Last night some of Rockies friends who emigrated to Canada joined us for our last dinner of Leg 13, and as it was a Public Holiday in South Africa, Heritage Day, (which is celebrated by all the Indigenous African people back home wearing traditional dress and eating traditional food and dancing traditional dances and singing traditional songs,) we did the one thing all “tribes” in South Africa love and have in common, Shieza Nama (Braai Vleis) or just in plain English BBQ, so as we could not make a fire in the hotel parking ground we did the next best thing, we went to a Steakhouse called Chop.
We had a great night with great food and we celebrated another successful trip, I was also just very thankful I made it to the Hotel alive as the traffic through Toronto was hectic, there were 4 Express lanes on the highway, then a concrete barrier and then another three lanes called “collector Lanes” which are sort of the lanes you use to get onto and off the highway, but the 7 lanes merge every few kilometers once everyone has had time to speed-up or slow down in the collector lanes, so the 4 express lanes keep moving fast, and then there are also 7 lanes on the other side of the highway, and all 14 lanes were packed with cars when we rode through rush-our. There are 8 Million people who stay in the Toronto area and I think I saw most of them yesterday on that highway during the hour it took us to get through Toronto. Luckily there were no Toll Booths and the toll was collected electronically, and this was good news as previous Toll Booth Operators has been driven close to tears on this trip previously when the first to race up to the booth is always Peens, (who treats everything in life like a Paragliding Championship with the motto “he arrives 1st wins”) and Peens has the worst accent, so the operator is confused by hearing words which are almost recognizable, but then they switch to hand signals and after waving of hands from both the operator understands Peens want to pay for 7 bikes and the operator indicated the amount payable which brings us to the next problem as Peens never has money on him, so then there is more communication towards us behind him and eventually the money is passed forward and in most cases dropped on-route, and then the 3rd problem comes when the operator indicates one bike to go over the metallic strip and then Peens rides through just as one of us from the back is waved through, the operator then screams and before you know it the extra bike that crossed stops and reverses back over the strip which had no counted three bikes and in fact only one bike is now on the other side, the operator then wants to charge for the mistake and by the time this is being signalled to us we have all raced over leaving the poor person close to tears.
Here is the team with Sarah, Bruce and Dario with us.
This morning we set off towards the Niagara Falls. These falls are not situated in the middle of the bush and in nature as with the Victoria Falls we are familiar with in Zambia and the Banana Republic of Zim, but these fall are in between two big cities with tall buildings on both side of the falls. There are two separate sections of the falls, but the sun was rising right over the falls, so not very good light for capturing the falls at 8h00 in the morning, but here are some photos of the falls.

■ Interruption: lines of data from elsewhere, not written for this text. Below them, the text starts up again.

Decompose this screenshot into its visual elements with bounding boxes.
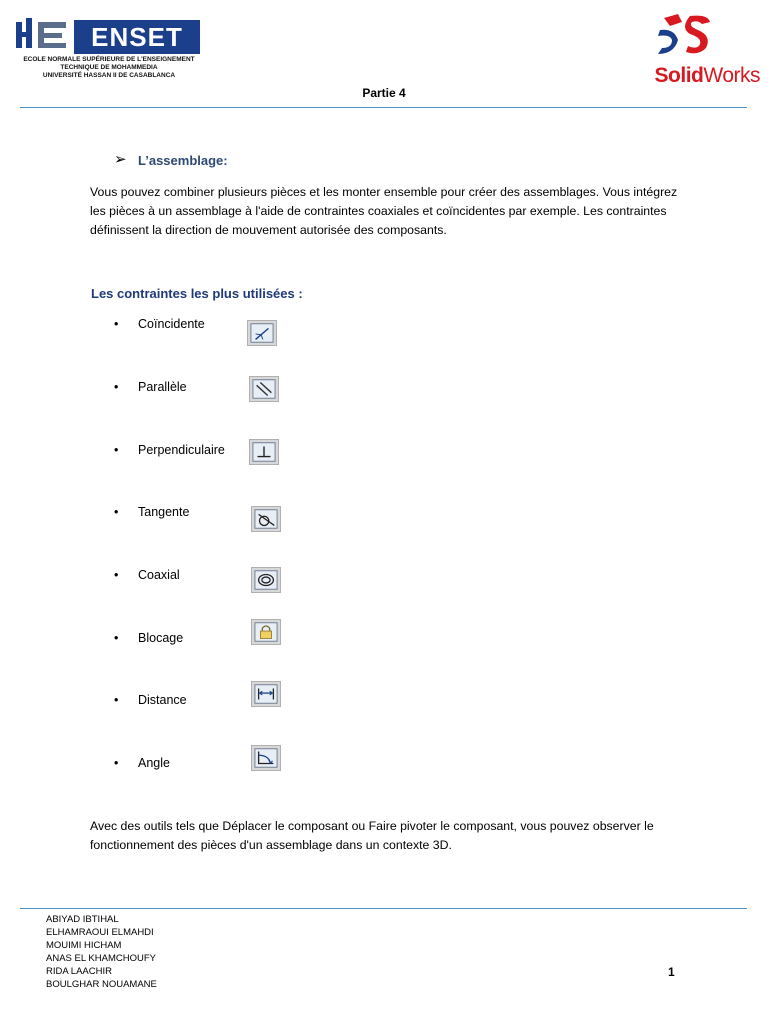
angle-icon bbox=[251, 745, 281, 771]
solidworks-logo bbox=[632, 10, 760, 86]
coincident-icon bbox=[247, 320, 277, 346]
author-name: ELHAMRAOUI ELMAHDI bbox=[46, 927, 154, 938]
tangent-icon bbox=[251, 506, 281, 532]
enset-emblem-icon bbox=[14, 16, 70, 54]
header-rule bbox=[20, 107, 747, 108]
arrow-bullet-icon: ➢ bbox=[114, 151, 127, 168]
section-label: Partie 4 bbox=[362, 86, 406, 100]
list-item-tangent: • Tangente bbox=[114, 505, 190, 519]
enset-subtitle: ECOLE NORMALE SUPÉRIEURE DE L'ENSEIGNEMENT TECHNIQUE DE MOHAMMEDIA UNIVERSITÉ HASSAN II DE CASABLANCA bbox=[23, 56, 195, 79]
enset-name: ENSET bbox=[74, 20, 200, 54]
solidworks-wordmark: SolidWorks bbox=[654, 64, 760, 87]
list-item-angle: • Angle bbox=[114, 756, 170, 770]
list-item-perpendicular: • Perpendiculaire bbox=[114, 443, 225, 457]
constraints-heading: Les contraintes les plus utilisées : bbox=[91, 286, 303, 301]
lock-icon bbox=[251, 619, 281, 645]
author-name: MOUIMI HICHAM bbox=[46, 940, 122, 951]
list-item-distance: • Distance bbox=[114, 693, 187, 707]
outro-paragraph: Avec des outils tels que Déplacer le composant ou Faire pivoter le composant, vous pouvez observer le fonctionnement des pièces d'un assemblage dans un contexte 3D. bbox=[90, 819, 654, 852]
section-title: L’assemblage: bbox=[138, 153, 228, 168]
footer-rule bbox=[20, 908, 747, 909]
list-item-coaxial: • Coaxial bbox=[114, 568, 180, 582]
page-number: 1 bbox=[668, 965, 675, 979]
parallel-icon bbox=[249, 376, 279, 402]
coaxial-icon bbox=[251, 567, 281, 593]
distance-icon bbox=[251, 681, 281, 707]
author-name: RIDA LAACHIR bbox=[46, 966, 112, 977]
perpendicular-icon bbox=[249, 439, 279, 465]
author-name: ANAS EL KHAMCHOUFY bbox=[46, 953, 156, 964]
list-item-lock: • Blocage bbox=[114, 631, 184, 645]
enset-logo bbox=[14, 16, 194, 82]
author-name: ABIYAD IBTIHAL bbox=[46, 914, 119, 925]
list-item-coincident: • Coïncidente bbox=[114, 317, 205, 331]
author-name: BOULGHAR NOUAMANE bbox=[46, 979, 157, 990]
list-item-parallel: • Parallèle bbox=[114, 380, 187, 394]
intro-paragraph: Vous pouvez combiner plusieurs pièces et les monter ensemble pour créer des assemblages. Vous intégrez les pièces à un assemblage à l'aide de contraintes coaxiales et coïncidentes par exemple. Les contraintes définissent la direction de mouvement autorisée des composants. bbox=[90, 185, 678, 237]
solidworks-ds-icon bbox=[650, 10, 720, 66]
authors-list bbox=[46, 913, 157, 991]
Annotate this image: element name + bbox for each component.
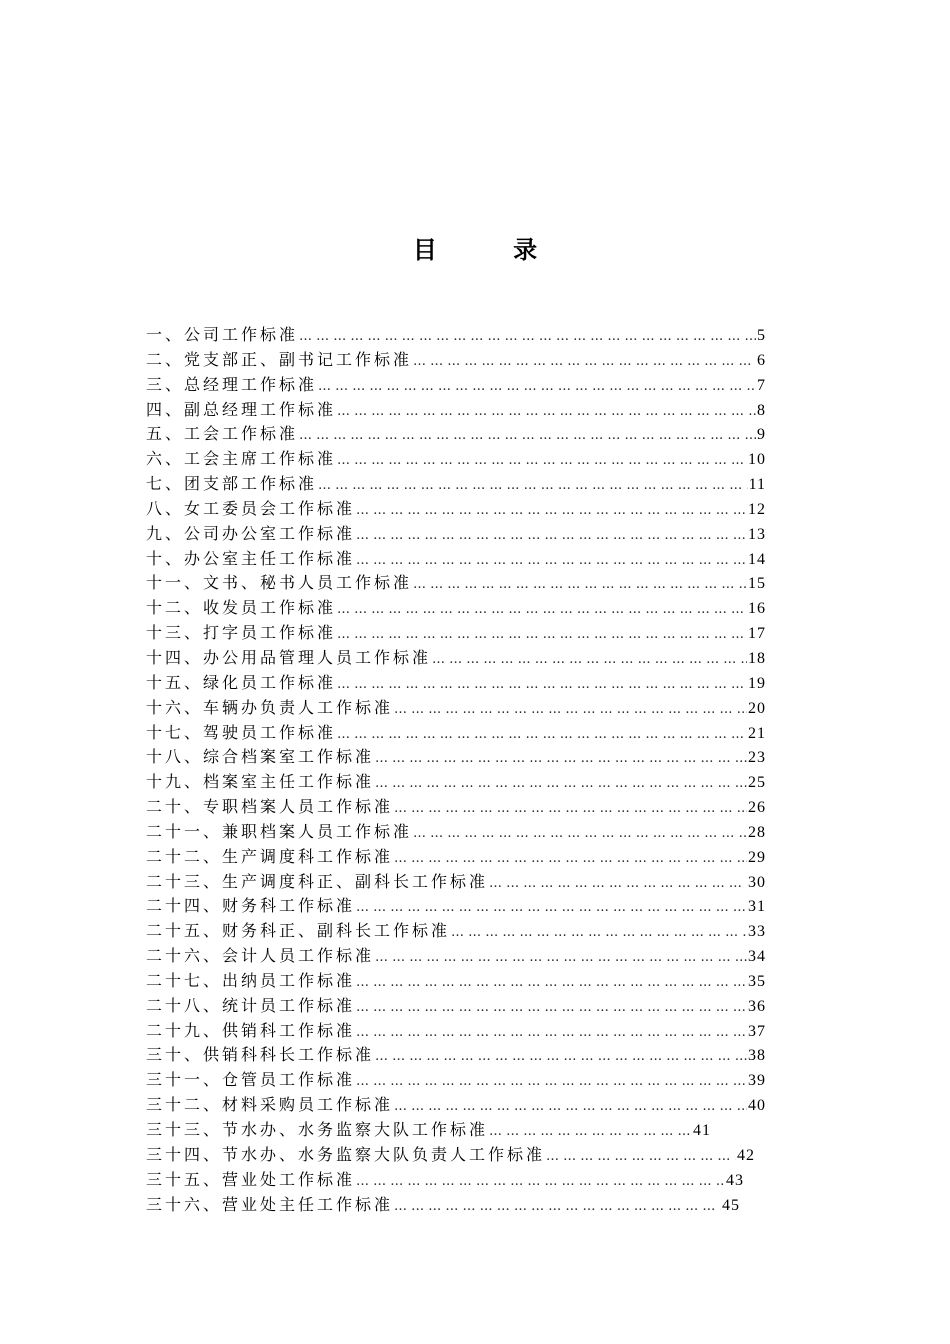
- toc-leader-dots: [375, 772, 747, 797]
- toc-item[interactable]: [146, 571, 766, 596]
- toc-item-label: 六、工会主席工作标准: [146, 449, 337, 469]
- toc-item-page: 25: [748, 774, 766, 792]
- toc-leader-dots: [394, 698, 747, 723]
- toc-item-label: 十五、绿化员工作标准: [146, 672, 337, 692]
- toc-item[interactable]: [146, 1193, 766, 1218]
- toc-leader-dots: [375, 1045, 747, 1070]
- toc-item-page: 5: [757, 327, 766, 344]
- toc-item-label: 二十七、出纳员工作标准: [146, 970, 356, 990]
- toc-item-page: 19: [748, 674, 766, 692]
- toc-leader-dots: [299, 424, 756, 449]
- toc-item-label: 十、办公室主任工作标准: [146, 548, 356, 568]
- toc-leader-dots: [356, 499, 747, 524]
- toc-item[interactable]: [146, 820, 766, 845]
- toc-item-label: 五、工会工作标准: [146, 424, 299, 444]
- toc-item[interactable]: [146, 696, 766, 721]
- toc-item-label: 十七、驾驶员工作标准: [146, 722, 337, 742]
- toc-leader-dots: [394, 797, 747, 822]
- toc-leader-dots: [318, 375, 756, 400]
- toc-item[interactable]: [146, 721, 766, 746]
- toc-item-page: 42: [737, 1146, 755, 1164]
- toc-item-page: 29: [748, 848, 766, 866]
- toc-leader-dots: [337, 400, 756, 425]
- toc-leader-dots: [451, 921, 747, 946]
- toc-item-page: 34: [748, 948, 766, 966]
- toc-item[interactable]: [146, 671, 766, 696]
- toc-leader-dots: [337, 723, 747, 748]
- toc-item-label: 三十六、营业处主任工作标准: [146, 1194, 394, 1214]
- toc-leader-dots: [337, 449, 747, 474]
- toc-item-label: 八、女工委员会工作标准: [146, 498, 356, 518]
- toc-item-page: 37: [748, 1022, 766, 1040]
- toc-item-label: 十四、办公用品管理人员工作标准: [146, 647, 432, 667]
- toc-item-page: 39: [748, 1072, 766, 1090]
- toc-item[interactable]: [146, 422, 766, 447]
- toc-item-page: 11: [748, 476, 766, 494]
- toc-item-page: 35: [748, 972, 766, 990]
- toc-item[interactable]: [146, 1019, 766, 1044]
- toc-item-page: 23: [748, 749, 766, 767]
- toc-item[interactable]: [146, 1043, 766, 1068]
- toc-item-label: 三十四、节水办、水务监察大队负责人工作标准: [146, 1144, 546, 1164]
- toc-item[interactable]: [146, 348, 766, 373]
- toc-item[interactable]: [146, 522, 766, 547]
- toc-item-label: 九、公司办公室工作标准: [146, 523, 356, 543]
- toc-item-page: 10: [748, 451, 766, 469]
- toc-item[interactable]: [146, 596, 766, 621]
- toc-leader-dots: [375, 946, 747, 971]
- toc-item[interactable]: [146, 373, 766, 398]
- toc-item-label: 十六、车辆办负责人工作标准: [146, 697, 394, 717]
- toc-item-page: 13: [748, 525, 766, 543]
- toc-item[interactable]: [146, 621, 766, 646]
- toc-item-page: 26: [748, 799, 766, 817]
- toc-item-page: 40: [748, 1097, 766, 1115]
- toc-item-label: 十二、收发员工作标准: [146, 598, 337, 618]
- toc-item-page: 41: [693, 1122, 711, 1139]
- toc-item[interactable]: [146, 994, 766, 1019]
- toc-leader-dots: [356, 1170, 725, 1195]
- toc-item[interactable]: [146, 497, 766, 522]
- toc-item-page: 21: [748, 724, 766, 742]
- toc-leader-dots: [337, 673, 747, 698]
- toc-item-page: 31: [748, 898, 766, 916]
- toc-leader-dots: [356, 896, 747, 921]
- toc-leader-dots: [413, 350, 756, 375]
- toc-item[interactable]: [146, 323, 766, 348]
- toc-item-page: 6: [757, 351, 766, 369]
- toc-leader-dots: [356, 524, 747, 549]
- toc-item-page: 9: [757, 426, 766, 444]
- toc-item[interactable]: [146, 969, 766, 994]
- toc-item[interactable]: [146, 770, 766, 795]
- toc-item-label: 十九、档案室主任工作标准: [146, 772, 375, 792]
- toc-item-page: 16: [748, 600, 766, 618]
- toc-item[interactable]: [146, 1143, 766, 1168]
- toc-item-page: 20: [748, 699, 766, 717]
- toc-item[interactable]: [146, 447, 766, 472]
- toc-leader-dots: [337, 623, 747, 648]
- toc-item[interactable]: [146, 944, 766, 969]
- toc-leader-dots: [413, 573, 747, 598]
- toc-item-label: 二十四、财务科工作标准: [146, 896, 356, 916]
- toc-item-label: 二十一、兼职档案人员工作标准: [146, 821, 413, 841]
- toc-item[interactable]: [146, 919, 766, 944]
- toc-leader-dots: [356, 1070, 747, 1095]
- toc-item-page: 36: [748, 997, 766, 1015]
- toc-item-page: 17: [748, 625, 766, 643]
- toc-item-label: 三、总经理工作标准: [146, 374, 318, 394]
- toc-leader-dots: [546, 1145, 736, 1170]
- toc-leader-dots: [375, 747, 747, 772]
- toc-item-label: 十三、打字员工作标准: [146, 623, 337, 643]
- toc-item-page: 12: [748, 500, 766, 518]
- toc-item-page: 14: [748, 550, 766, 568]
- toc-item[interactable]: [146, 845, 766, 870]
- toc-item[interactable]: [146, 472, 766, 497]
- toc-item[interactable]: [146, 745, 766, 770]
- toc-item-label: 二十三、生产调度科正、副科长工作标准: [146, 871, 489, 891]
- toc-item[interactable]: [146, 1118, 766, 1143]
- toc-item[interactable]: [146, 398, 766, 423]
- toc-leader-dots: [356, 549, 747, 574]
- toc-item-page: 28: [748, 823, 766, 841]
- toc-item-page: 43: [726, 1171, 744, 1189]
- toc-item-label: 三十三、节水办、水务监察大队工作标准: [146, 1120, 489, 1139]
- toc-item-label: 七、团支部工作标准: [146, 474, 318, 494]
- toc-item-page: 45: [722, 1196, 740, 1214]
- toc-leader-dots: [299, 325, 756, 350]
- toc-item-page: 38: [748, 1047, 766, 1065]
- toc-item[interactable]: [146, 547, 766, 572]
- toc-leader-dots: [394, 1195, 721, 1220]
- toc-item[interactable]: [146, 646, 766, 671]
- toc-item-page: 15: [748, 575, 766, 593]
- toc-item[interactable]: [146, 1093, 766, 1118]
- toc-leader-dots: [394, 1095, 747, 1120]
- toc-leader-dots: [356, 971, 747, 996]
- toc-item-label: 十八、综合档案室工作标准: [146, 747, 375, 767]
- toc-leader-dots: [337, 598, 747, 623]
- toc-item-label: 二、党支部正、副书记工作标准: [146, 349, 413, 369]
- toc-leader-dots: [318, 474, 748, 499]
- toc-item-label: 一、公司工作标准: [146, 325, 299, 344]
- toc-item-page: 33: [748, 923, 766, 941]
- toc-item-label: 三十、供销科科长工作标准: [146, 1045, 375, 1065]
- toc-leader-dots: [356, 996, 747, 1021]
- toc-item-label: 十一、文书、秘书人员工作标准: [146, 573, 413, 593]
- toc-item[interactable]: [146, 870, 766, 895]
- table-of-contents: [146, 323, 766, 1217]
- toc-item[interactable]: [146, 894, 766, 919]
- toc-item-label: 三十二、材料采购员工作标准: [146, 1095, 394, 1115]
- toc-item-label: 二十五、财务科正、副科长工作标准: [146, 921, 451, 941]
- toc-item[interactable]: [146, 795, 766, 820]
- toc-leader-dots: [413, 822, 747, 847]
- toc-item-label: 二十二、生产调度科工作标准: [146, 846, 394, 866]
- toc-item-page: 30: [748, 873, 766, 891]
- toc-leader-dots: [489, 872, 747, 897]
- toc-item-page: 8: [757, 401, 766, 419]
- toc-leader-dots: [394, 847, 747, 872]
- toc-item-label: 二十九、供销科工作标准: [146, 1020, 356, 1040]
- toc-leader-dots: [489, 1120, 692, 1145]
- toc-item[interactable]: [146, 1068, 766, 1093]
- toc-item[interactable]: [146, 1168, 766, 1193]
- toc-item-label: 四、副总经理工作标准: [146, 399, 337, 419]
- toc-item-label: 三十五、营业处工作标准: [146, 1169, 356, 1189]
- toc-leader-dots: [432, 648, 747, 673]
- toc-item-page: 18: [748, 649, 766, 667]
- toc-item-label: 三十一、仓管员工作标准: [146, 1070, 356, 1090]
- toc-leader-dots: [356, 1021, 747, 1046]
- toc-item-page: 7: [757, 376, 766, 394]
- toc-item-label: 二十六、会计人员工作标准: [146, 946, 375, 966]
- page-title: 目 录: [412, 236, 572, 264]
- toc-item-label: 二十、专职档案人员工作标准: [146, 797, 394, 817]
- toc-item-label: 二十八、统计员工作标准: [146, 995, 356, 1015]
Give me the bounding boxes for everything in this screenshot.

Then we set off to find the KTM Workshop we found on line, it was situated in a small town or village of Elma, about 30 km outside Buffalo. It was a small shop and little showroom compared to the previous place we used, but we met one of the partners who was in the workshop with one other guy, the shop had a Closed on Sunday and Tuesday Sign on the door, but we entered from the workshop-side and spoke to Jeff who gave us the good news that he could service the bikes and store them in his heated storage next to the workshop (it has to be heated as it gets to -30 in the Winter if the wind starts blowing.
We all compiled a list of the jobs each bike needed and then went to have Buffalo Wings in Buffalo, the best I ever had, washed down with a few Samuel Adams Oktoberfest beers, also the best beer I ever had.
Note one of the Snow Mobile currently being stored for one of their customers until Winter. Not all the people store their snow mobiles, I saw one guy that had parked his on the roof of his Carport, or garage, no doubt riding it up there at the end of winter and I am sure that after the first proper snow storm he simply takes his snow-plough and then not just plough his driveway but also plough a section of his street until he has enough snow next to his Carport to ride it down again.
It has a rubber track at the back which grips the snow to pull it forward:
So then it was time to pack-up and re-pack :
This hot weather currently being experienced here is the hottest since 1959, trust us to once again cause chaos wherever we go, now even with the weather.
One of the things that caught my eye was how well the tax-payers money is spent in Canada (and in the USA as well.) Look, the tax rate is high, 50%, but after paying it you get free medical and schooling and university education for your kids, and I mean proper medical and proper schooling, you also don’t have to have medical aid, private security, or even Armed Response like we have become accustomed to. And the good news is that there is enough money left for the local government to spend on putting flowers on all the lamp posts in all the little towns, and the gardens next to the road are kept pretty for the summer.
But what is very impressive is that apart from almost not having crime (due to a police force that do a proper job) the people also don’t litter, there is not a paper or a bottle anywhere, and the fine if you do litter is R100 000-00, and don’t think you can litter when there is no policeman to see you as the neighbor or person driving behind you will report you and you will get in trouble.
Thanks for riding with us, we plan to return in July next year and I hope you will hop on and ride with.